Conversational AI Cloud Publication unavailable
Incident Report for CM.com
Postmortem

Version 4.0 of Conversational AI Cloud is introduced to prepare the service for the high growth we currently experience. To increase performance and scalability we improved the way the system handles your content, the heart of an effective conversational agent.

Originally the release was scheduled during a maintenance window of three days, from April 29th 09:00 up to May 1st 23:59. Test results in the final stages of the release indicated that the Publication process did not work correctly. Incorrectly translating content in the CMS into the production chat logic. Which would lead to bots and agents responding to end users in unexpecting and incorrect ways. Therefore, it was decided on Sunday May 1st at 23:15 to extend the maintenance into Monday May 2nd and keep the Publication disabled.
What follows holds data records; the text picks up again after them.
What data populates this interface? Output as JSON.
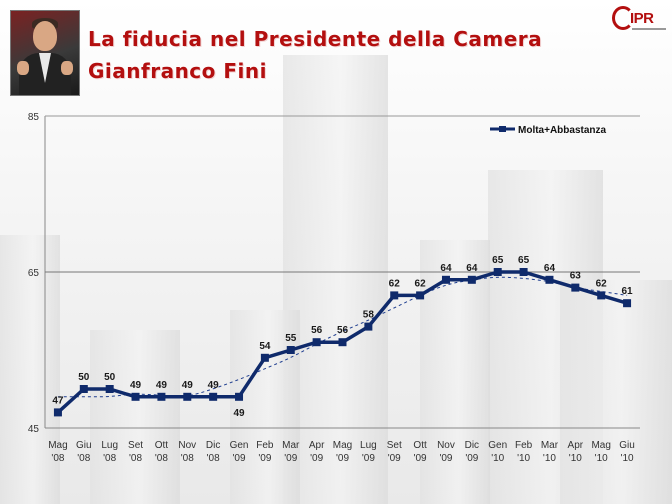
{
  "header": {
    "title_line1": "La fiducia nel Presidente della Camera",
    "title_line2": "Gianfranco Fini",
    "logo_text": "IPR",
    "photo_icon": "portrait-photo",
    "logo_icon": "ipr-logo"
  },
  "colors": {
    "title": "#b30f0f",
    "series": "#0f2a6b",
    "last_label": "#c0141b",
    "trend": "#1e3d8f"
  },
  "chart_data": {
    "type": "line",
    "ylim": [
      45,
      85
    ],
    "yticks": [
      45,
      65,
      85
    ],
    "grid": "horizontal",
    "legend_position": "top-right",
    "categories": [
      [
        "Mag",
        "'08"
      ],
      [
        "Giu",
        "'08"
      ],
      [
        "Lug",
        "'08"
      ],
      [
        "Set",
        "'08"
      ],
      [
        "Ott",
        "'08"
      ],
      [
        "Nov",
        "'08"
      ],
      [
        "Dic",
        "'08"
      ],
      [
        "Gen",
        "'09"
      ],
      [
        "Feb",
        "'09"
      ],
      [
        "Mar",
        "'09"
      ],
      [
        "Apr",
        "'09"
      ],
      [
        "Mag",
        "'09"
      ],
      [
        "Lug",
        "'09"
      ],
      [
        "Set",
        "'09"
      ],
      [
        "Ott",
        "'09"
      ],
      [
        "Nov",
        "'09"
      ],
      [
        "Dic",
        "'09"
      ],
      [
        "Gen",
        "'10"
      ],
      [
        "Feb",
        "'10"
      ],
      [
        "Mar",
        "'10"
      ],
      [
        "Apr",
        "'10"
      ],
      [
        "Mag",
        "'10"
      ],
      [
        "Giu",
        "'10"
      ]
    ],
    "series": [
      {
        "name": "Molta+Abbastanza",
        "values": [
          47,
          50,
          50,
          49,
          49,
          49,
          49,
          49,
          54,
          55,
          56,
          56,
          58,
          62,
          62,
          64,
          64,
          65,
          65,
          64,
          63,
          62,
          61
        ],
        "labels": [
          "47",
          "50",
          "50",
          "49",
          "49",
          "49",
          "49",
          "49",
          "54",
          "55",
          "56",
          "56",
          "58",
          "62",
          "62",
          "64",
          "64",
          "65",
          "65",
          "64",
          "63",
          "62",
          "61"
        ]
      }
    ],
    "trendline": "polynomial, dashed"
  }
}
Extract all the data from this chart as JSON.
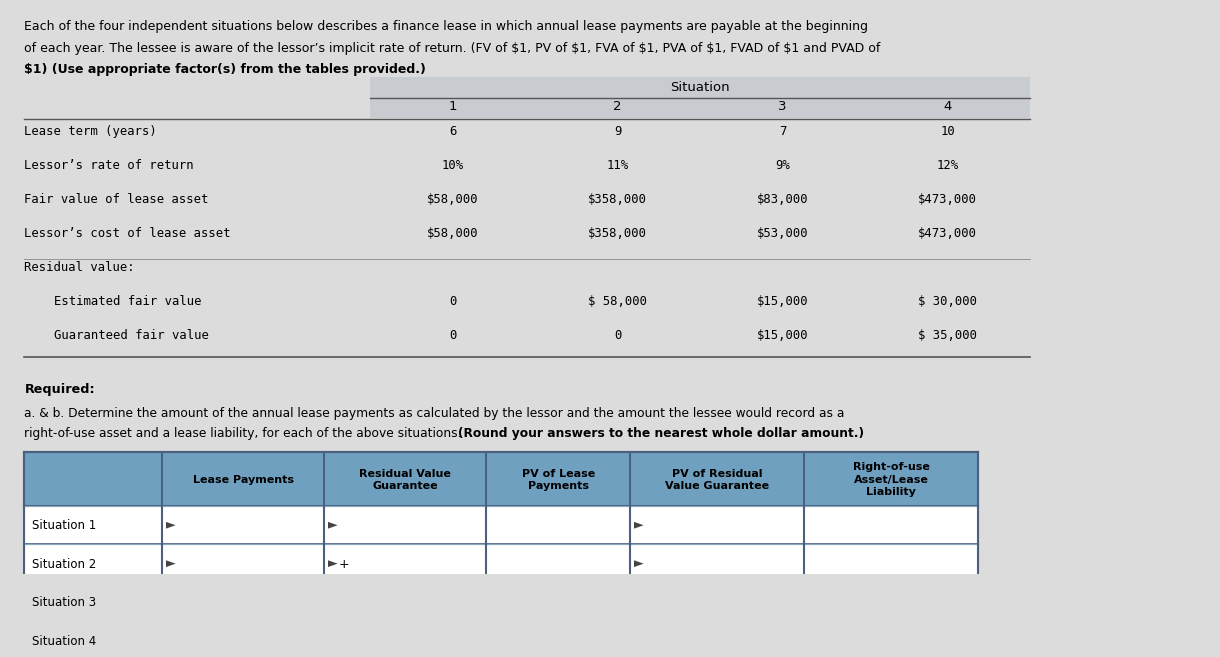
{
  "bg_color": "#dcdcdc",
  "header_line1": "Each of the four independent situations below describes a finance lease in which annual lease payments are payable at the beginning",
  "header_line2_normal": "of each year. The lessee is aware of the lessor’s implicit rate of return. (FV of $1, PV of $1, FVA of $1, PVA of $1, FVAD of $1 and PVAD of",
  "header_line3_bold": "$1) (Use appropriate factor(s) from the tables provided.)",
  "situation_header": "Situation",
  "situation_cols": [
    "1",
    "2",
    "3",
    "4"
  ],
  "row_labels": [
    "Lease term (years)",
    "Lessor’s rate of return",
    "Fair value of lease asset",
    "Lessor’s cost of lease asset",
    "Residual value:",
    "  Estimated fair value",
    "  Guaranteed fair value"
  ],
  "table1_data": [
    [
      "6",
      "9",
      "7",
      "10"
    ],
    [
      "10%",
      "11%",
      "9%",
      "12%"
    ],
    [
      "$58,000",
      "$358,000",
      "$83,000",
      "$473,000"
    ],
    [
      "$58,000",
      "$358,000",
      "$53,000",
      "$473,000"
    ],
    [
      "",
      "",
      "",
      ""
    ],
    [
      "0",
      "$ 58,000",
      "$15,000",
      "$ 30,000"
    ],
    [
      "0",
      "0",
      "$15,000",
      "$ 35,000"
    ]
  ],
  "required_label": "Required:",
  "ab_line1": "a. & b. Determine the amount of the annual lease payments as calculated by the lessor and the amount the lessee would record as a",
  "ab_line2_normal": "right-of-use asset and a lease liability, for each of the above situations. ",
  "ab_line2_bold": "(Round your answers to the nearest whole dollar amount.)",
  "table2_col0_label": "",
  "table2_headers": [
    "Lease Payments",
    "Residual Value\nGuarantee",
    "PV of Lease\nPayments",
    "PV of Residual\nValue Guarantee",
    "Right-of-use\nAsset/Lease\nLiability"
  ],
  "table2_rows": [
    "Situation 1",
    "Situation 2",
    "Situation 3",
    "Situation 4"
  ],
  "table2_header_bg": "#6fa0c0",
  "table2_row_bg_light": "#f0f4f8",
  "table2_row_bg_white": "#ffffff",
  "table2_border_dark": "#4a6080",
  "table2_border_light": "#8aaabb",
  "sit2_marker": "+"
}
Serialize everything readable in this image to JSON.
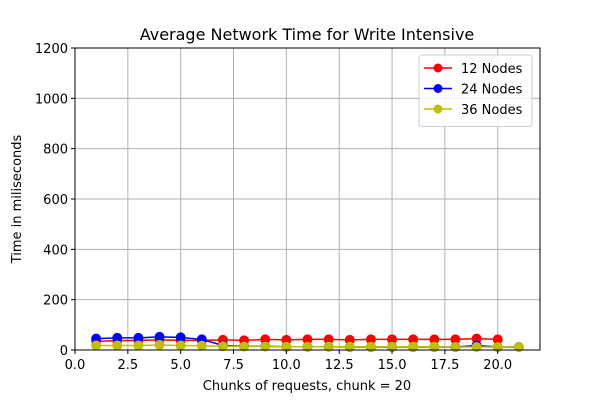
{
  "chart_data": {
    "type": "line",
    "title": "Average Network Time for Write Intensive",
    "xlabel": "Chunks of requests, chunk = 20",
    "ylabel": "Time in miliseconds",
    "xlim": [
      0,
      22
    ],
    "ylim": [
      0,
      1200
    ],
    "xticks": [
      0,
      2.5,
      5,
      7.5,
      10,
      12.5,
      15,
      17.5,
      20
    ],
    "xtick_labels": [
      "0.0",
      "2.5",
      "5.0",
      "7.5",
      "10.0",
      "12.5",
      "15.0",
      "17.5",
      "20.0"
    ],
    "yticks": [
      0,
      200,
      400,
      600,
      800,
      1000,
      1200
    ],
    "ytick_labels": [
      "0",
      "200",
      "400",
      "600",
      "800",
      "1000",
      "1200"
    ],
    "grid": true,
    "legend_position": "top-right",
    "series": [
      {
        "name": "12 Nodes",
        "color": "#ff0000",
        "x": [
          1,
          2,
          3,
          4,
          5,
          6,
          7,
          8,
          9,
          10,
          11,
          12,
          13,
          14,
          15,
          16,
          17,
          18,
          19,
          20
        ],
        "y": [
          35,
          37,
          38,
          40,
          38,
          38,
          40,
          38,
          42,
          40,
          42,
          42,
          40,
          42,
          42,
          42,
          42,
          42,
          45,
          42
        ]
      },
      {
        "name": "24 Nodes",
        "color": "#0000ff",
        "x": [
          1,
          2,
          3,
          4,
          5,
          6,
          7,
          8,
          9,
          10,
          11,
          12,
          13,
          14,
          15,
          16,
          17,
          18,
          19,
          20,
          21
        ],
        "y": [
          45,
          48,
          48,
          52,
          50,
          42,
          18,
          15,
          15,
          13,
          13,
          13,
          12,
          12,
          12,
          12,
          12,
          12,
          18,
          12,
          12
        ]
      },
      {
        "name": "36 Nodes",
        "color": "#bfbf00",
        "x": [
          1,
          2,
          3,
          4,
          5,
          6,
          7,
          8,
          9,
          10,
          11,
          12,
          13,
          14,
          15,
          16,
          17,
          18,
          19,
          20,
          21
        ],
        "y": [
          18,
          18,
          18,
          20,
          18,
          17,
          15,
          14,
          14,
          13,
          13,
          13,
          13,
          13,
          13,
          13,
          13,
          12,
          12,
          12,
          12
        ]
      }
    ]
  }
}
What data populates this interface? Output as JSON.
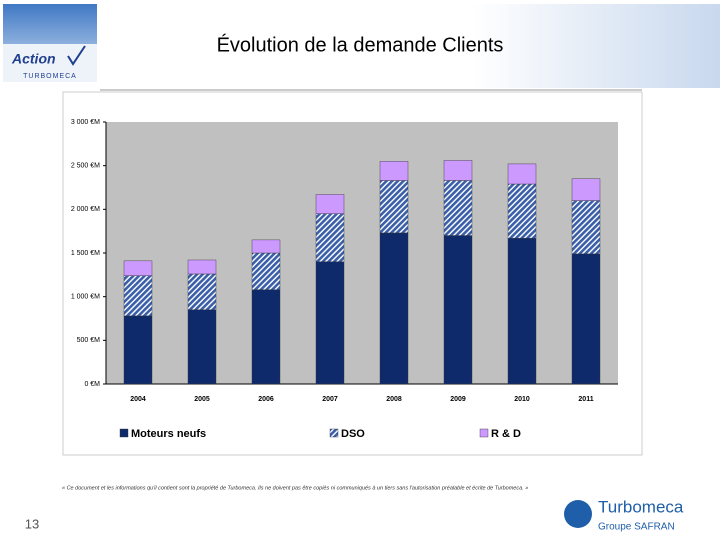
{
  "header": {
    "title": "Évolution de la demande Clients",
    "logo_text": "Action",
    "logo_brand": "TURBOMECA"
  },
  "chart_data": {
    "type": "stacked-bar",
    "categories": [
      "2004",
      "2005",
      "2006",
      "2007",
      "2008",
      "2009",
      "2010",
      "2011"
    ],
    "series": [
      {
        "name": "Moteurs neufs",
        "color": "#0f2a6b",
        "values": [
          780,
          850,
          1080,
          1400,
          1730,
          1700,
          1670,
          1490
        ]
      },
      {
        "name": "DSO",
        "color": "#3a5fa8",
        "values": [
          460,
          410,
          420,
          550,
          600,
          630,
          620,
          610
        ]
      },
      {
        "name": "R & D",
        "color": "#cc99ff",
        "values": [
          170,
          160,
          150,
          220,
          220,
          230,
          230,
          250
        ]
      }
    ],
    "ylim": [
      0,
      3000
    ],
    "yticks": [
      {
        "value": 0,
        "label": "0 €M"
      },
      {
        "value": 500,
        "label": "500 €M"
      },
      {
        "value": 1000,
        "label": "1 000 €M"
      },
      {
        "value": 1500,
        "label": "1 500 €M"
      },
      {
        "value": 2000,
        "label": "2 000 €M"
      },
      {
        "value": 2500,
        "label": "2 500 €M"
      },
      {
        "value": 3000,
        "label": "3 000 €M"
      }
    ],
    "grid": false
  },
  "footer": {
    "notice": "« Ce document et les informations qu'il contient sont la propriété de Turbomeca. Ils ne doivent pas être copiés ni communiqués à un tiers sans l'autorisation préalable et écrite de Turbomeca. »",
    "page": "13",
    "brand": "Turbomeca",
    "group": "Groupe SAFRAN"
  }
}
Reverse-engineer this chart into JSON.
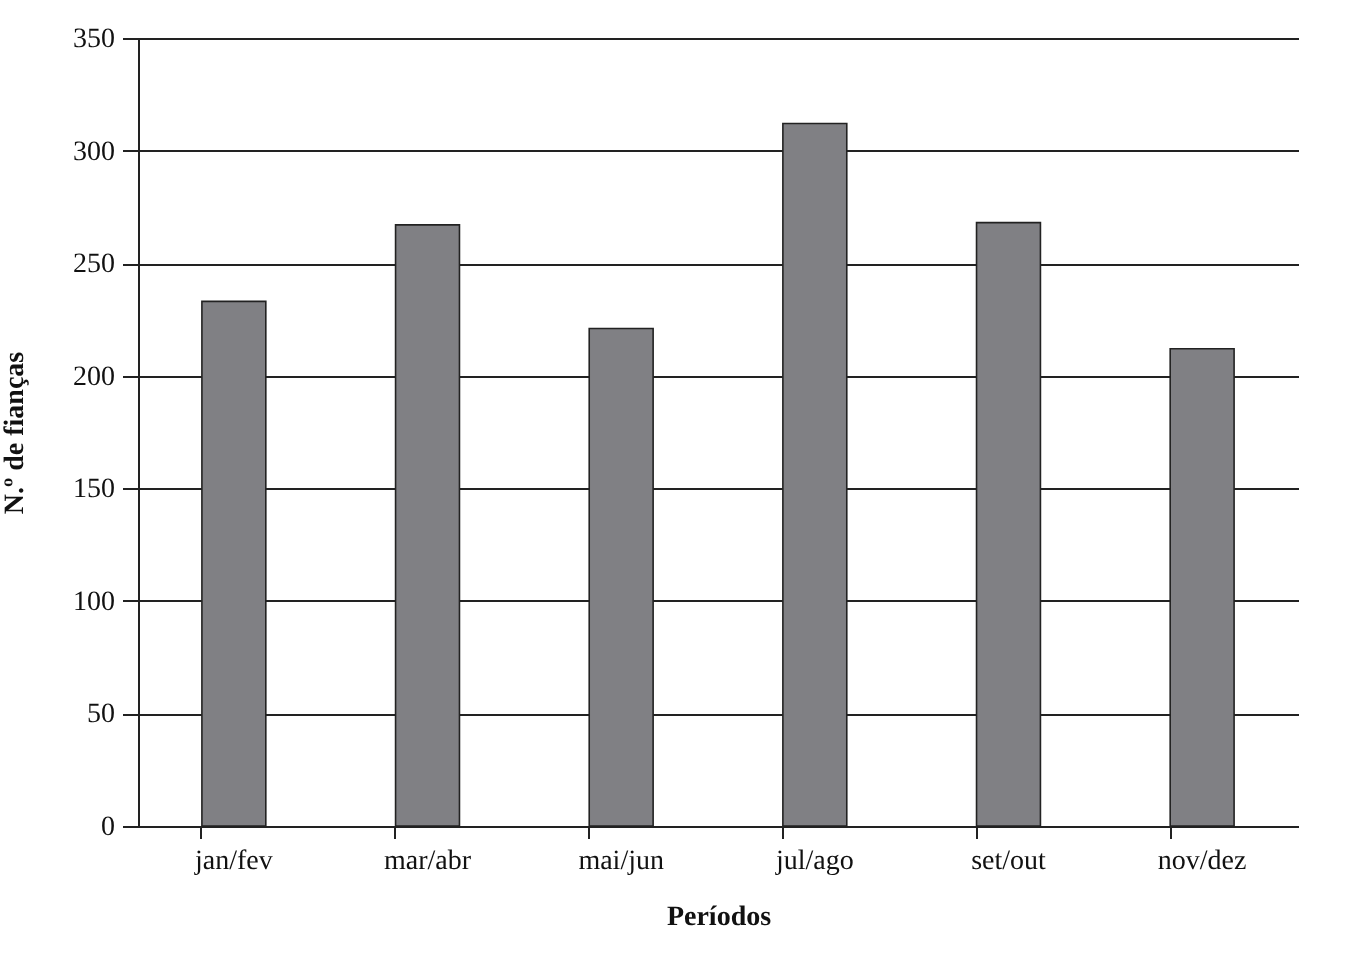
{
  "chart_data": {
    "type": "bar",
    "xlabel": "Períodos",
    "ylabel": "N.º de fianças",
    "categories": [
      "jan/fev",
      "mar/abr",
      "mai/jun",
      "jul/ago",
      "set/out",
      "nov/dez"
    ],
    "values": [
      233,
      267,
      221,
      312,
      268,
      212
    ],
    "color": "#808084",
    "ylim": [
      0,
      350
    ],
    "yticks": [
      0,
      50,
      100,
      150,
      200,
      250,
      300,
      350
    ],
    "grid": "y"
  }
}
Throughout Monday, and Tuesday the team discovered additional issues with the publication process that required rework and additional testing. Several customers also experienced problems with other features of Conversational AI Cloud, such as creation of new QA’s overwriting existing and problems with the Dialogs that prevented a hand-over to live chat. At that point it was decided to escalate the maintenance window into a P2 incident.

On Wednesday May 4th at 23:27 all the issue had been resolved, thoroughly tested and publication was re-enabled for customers.

We regret the course of events during the previous week and apologize for the inconvenience. A lot of you have been wanting to publish changes to active content and it took too long for that to be enabled. We take this very seriously and are taking actions to reduce risks with complex Conversational AI Cloud product releases and improve incident communication.

  • We will review and update our communication approach for future releases, maintenance windows, and incidents, and to bring this on par with other CM.com solutions. This page (status.cm.com) will be the central hub of operational product communication.
  • And we will review and improve our test and release procedures to ensure there possible issues will be discovered earlier in the process.
Posted May 10, 2022 - 17:02 CEST

Resolved
This incident is resolved. We will follow up individual issues with customers directly.
Posted May 05, 2022 - 10:32 CEST
Monitoring
Publishing has been enabled for almost all customers. (If it is not enabled on your account, a CSM will contact you tomorrow morning. You will also be enabled in the course of the morning). We are monitoring traffic for any odd behaviour.

We sincerely apologise for all the inconvenience caused. And our team will review the incident for causes and learnings.
Posted May 04, 2022 - 23:27 CEST
Update
Tests are successful. We will begin releasing the updates across our customer base soon. While we carefully monitor the traffic and behaviour. The aim is to restore publishing functionality for all customers tonight.
Posted May 04, 2022 - 20:15 CEST
Update
Our engineering team is still in the testing process. We will keep you informed on our progress.
Posted May 04, 2022 - 18:21 CEST
Update
The team has fixed the issues with the publishing process and is currently re-entering the testing phase. This is necessary to ensure that these fixes will not introduce new issues and the publishing will work correctly.

The issues that some customers experience with their Question/Answers being overwritten has also been addressed. Any overwritten content will also be restored.

Thank you for your patience, we will keep you informed on our progress.
Posted May 04, 2022 - 17:17 CEST
Update
The team is making significant progress reviewing and testing every step within publishing process to resolve issues surrounding release 4.0
Posted May 04, 2022 - 14:35 CEST
Update
Our engineering team is still working around the clock to re-enable the publication function within the Conversational AI Cloud CMS. During regression tests, as part of the major release last weekend, the publication function was found to function incorrectly. This means that changes made within the CMS can not be ensured in the staging and production version of bots. This is an unexpected side effect of the release and the team is reviewing and testing every step within publishing process to resolve issues. CM.com network operations is working with the engineering teams to assist where possible and to keep you updated regularly.

Bots and conversational agents currently deployed on production remain operational without any issues, and other CMS functions are also available.
Posted May 04, 2022 - 12:23 CEST
Update
The Conversational AI Cloud Team has identified the issue preventing Publication to be enabled.
The Team is working on a solution.
Posted May 03, 2022 - 10:20 CEST
Update
Our team is working hard on finalizing the last stages of release 4.0.
Today we encountered some unexpected issues forcing us to keep the publication disabled.
We understand this may be inconvenient and are working hard to get all features back up and running.
Posted May 02, 2022 - 17:33 CEST
Identified
The issue with Transactional Dialog's is identified and fixed
Posted May 02, 2022 - 12:15 CEST
Update
We're investigating issues with Conversational AI Cloud’s Production - API
in some cases Transactional Dialog return errors when invoked
Posted May 02, 2022 - 11:43 CEST
Investigating
Our team is still working hard on finalizing the last stages of release 4.0.
All systems are back online, but as the team is running its final tests publication is disabled.
We understand this may be inconvenient and are working hard to get all features back up and running.
Posted May 02, 2022 - 10:28 CEST
This incident affected: Conversational AI Cloud (Production Gateway, CMS).